Ich erzähle euch davon, weil mir die Geschichte ans Herz geht. Algernon ist eine Maus. Und ich bin gegen Tierversuche jeder Art! Muss hier mal in aller Deutlichkeit gesagt werden! Bestimmt komme ich in einem anderen Thread noch einmal darauf zurück!

„Blumen für Algernon“ jedenfalls weckt diese Häppysehnsucht in mir. Von Anfang an habe ich nämlich das dumpfe Gefühl, dass das schöne Buch nicht gut enden wird. Ich weiß es nicht mit Gewissheit, denn ich habe gerade erst die Hälfte gelesen. Bisher ist noch alles gut. Aber wer weiß, es ist eigentlich zu schön, um wahr zu sein!

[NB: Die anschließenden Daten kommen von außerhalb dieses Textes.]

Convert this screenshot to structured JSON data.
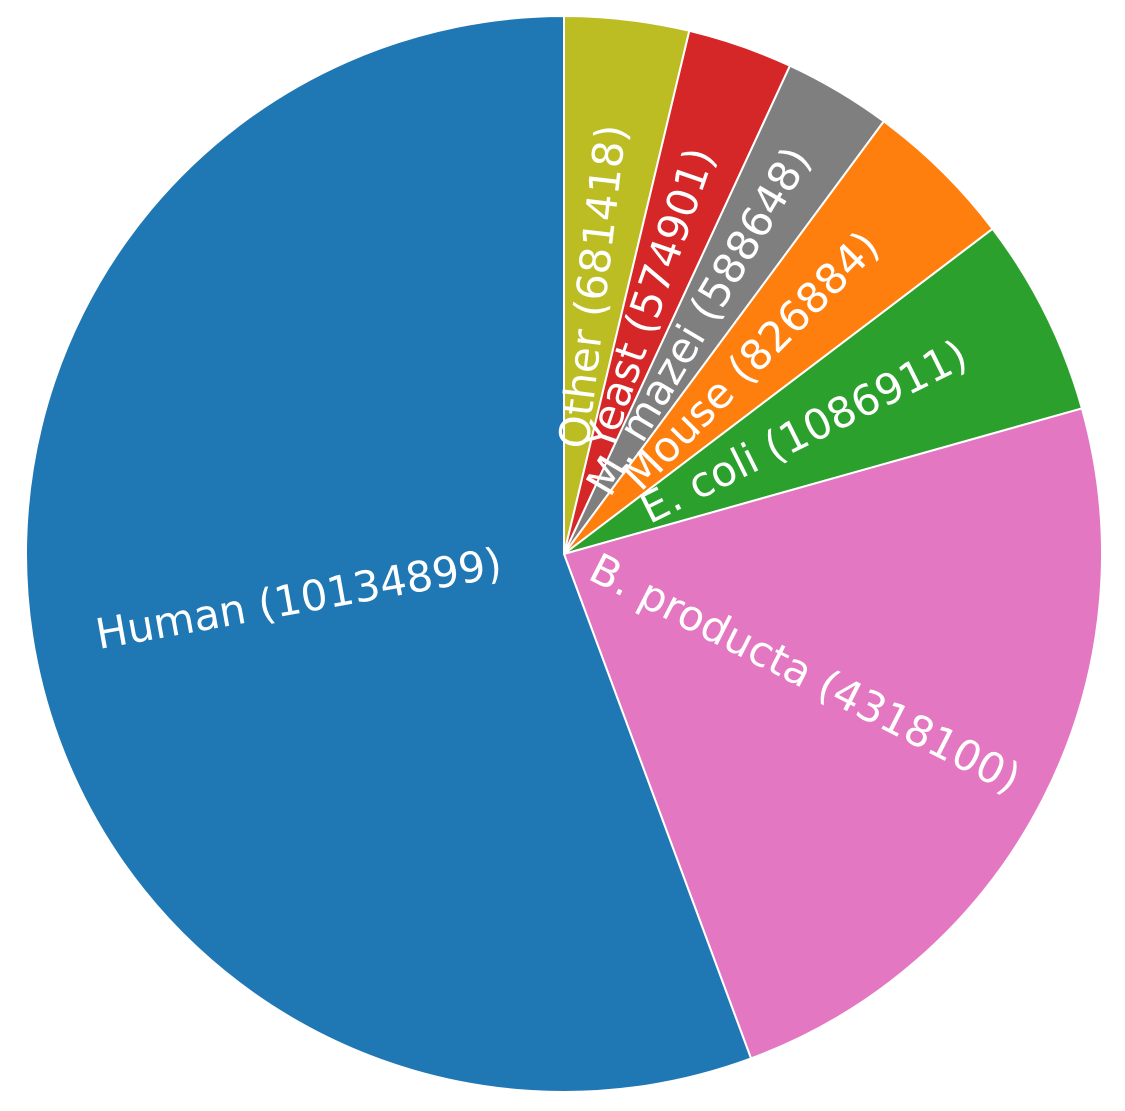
{
  "chart_data": {
    "type": "pie",
    "value_labels": [
      "Other (681418)",
      "Yeast (574901)",
      "M. mazei (588648)",
      "Mouse (826884)",
      "E. coli (1086911)",
      "B. producta (4318100)",
      "Human (10134899)"
    ],
    "values": [
      681418,
      574901,
      588648,
      826884,
      1086911,
      4318100,
      10134899
    ],
    "colors": [
      "#bcbd22",
      "#d62728",
      "#7f7f7f",
      "#ff7f0e",
      "#2ca02c",
      "#e377c2",
      "#1f77b4"
    ],
    "start": "top",
    "direction": "clockwise",
    "rotate_labels": true
  }
}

In jeder Wanda ist auch ein bisschen Lieschen Müller drin. Und Lieschen möchten häppy sein. Bitte ein Häppy End. Allerdings wollen Wandas trotzdem keine Lädchenbücher lesen, die diese Sehnsucht ganz freiwillig bedienen würden. Ein Häppy End muss ja nicht schmalzig sein. Oder?

Habt ihr auch schon einmal einen Roman gehabt, bei dem ihr euch nach einem häppy Ende gesehnt habt – es aber nicht bekommen habt? Manche Romane schreien förmlich nach einem Häppy End. Aber wenn die Schreiberlinge eins hergeben würden, bekämen sie keine Bücherpreise und auch keine guten Rezensionen. Darauf verwette ich Algernon, die Maus.

Häppy Ends sind unsere Sehnsucht, jedoch sind sie literarisch und intellektuell verpönt. Was meint ihr? Wie ist das mit dem Häppy End?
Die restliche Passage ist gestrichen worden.